Cordoned off by a row of bureaus containing the carefully sorted fabrics is an area filled with industrial machines mounted on stands. This is where Terri Farkas works. She started as a HomeFront client, and is now employed one day a week as a production sewer. She also fulfills custom orders for pillow covers and table runners. “Even when I was not required to be here I kept coming,” she says of the joy she finds in her work.

In addition to selling at the open house, Sewing Space has set up tables at craft fairs in the area, and some of the volunteers approach stores on both sides of the river to carry some of the merchandise. It is a challenge to find the right balance of what clients can produce in a reasonable amount of time that will also sell well—the wine totes, with appliques of a goblet, for example, are good sellers. People fill them with wine and give them as hostess gifts. 
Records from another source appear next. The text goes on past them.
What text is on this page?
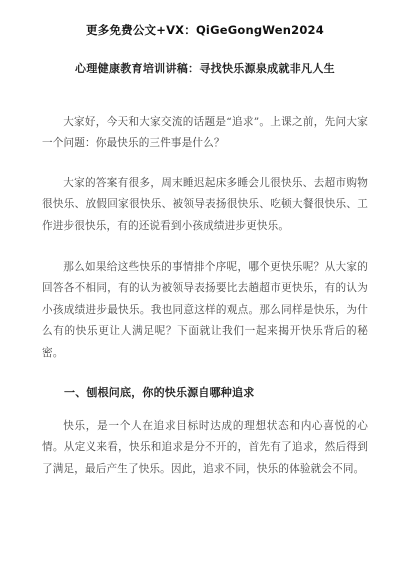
更多免费公文+VX：QiGeGongWen2024
心理健康教育培训讲稿：寻找快乐源泉成就非凡人生

大家好，今天和大家交流的话题是“追求”。上课之前，先问大家一个问题：你最快乐的三件事是什么？

大家的答案有很多，周末睡迟起床多睡会儿很快乐、去超市购物很快乐、放假回家很快乐、被领导表扬很快乐、吃顿大餐很快乐、工作进步很快乐，有的还说看到小孩成绩进步更快乐。

那么如果给这些快乐的事情排个序呢，哪个更快乐呢？从大家的回答各不相同，有的认为被领导表扬要比去趟超市更快乐，有的认为小孩成绩进步最快乐。我也同意这样的观点。那么同样是快乐，为什么有的快乐更让人满足呢？下面就让我们一起来揭开快乐背后的秘密。

一、刨根问底，你的快乐源自哪种追求

快乐，是一个人在追求目标时达成的理想状态和内心喜悦的心情。从定义来看，快乐和追求是分不开的，首先有了追求，然后得到了满足，最后产生了快乐。因此，追求不同，快乐的体验就会不同。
“I want to use a skill I have and do something for others,” says Jane Fetter, a textile artist and retired teacher. “I am amazed by the creative new ideas sparked here.” She holds up a pillow that is made from an upcycled sweater, and an adult clothing protector (bib) that the group produces in bulk for nursing homes. “With the upcycled clothing, we show clients how they can get something from the free store and make it more interesting.” A wooden rack is draped with silk ties that will be used to make handbag straps or rosettes.

Traylor, who also runs the ArtSpace program at HomeFront’s Ewing campus, has worked with manufacturers who donate odd lots, including wedding dresses and evening gowns. “Our 2017 goal is Furnish the Future,” she says, describing plans to hire another sewer for alterations and custom work. “The open house will show how we work.”

The loading dock manager describes a donor who wanted to give chairs and inquired whether they could be re-upholstered, but Sewing Space is not set up to do this. “The stuff that comes in through the loading dock is endless,” says Fetter. “Your imagination is the only limit.”

SewingSpace will hold an open house at its facility at 1880 Princeton Avenue, Lawrence (near the Brunswick Circle), Dec. 10, 9 a.m. to 1 p.m. Handmade items will be for sale.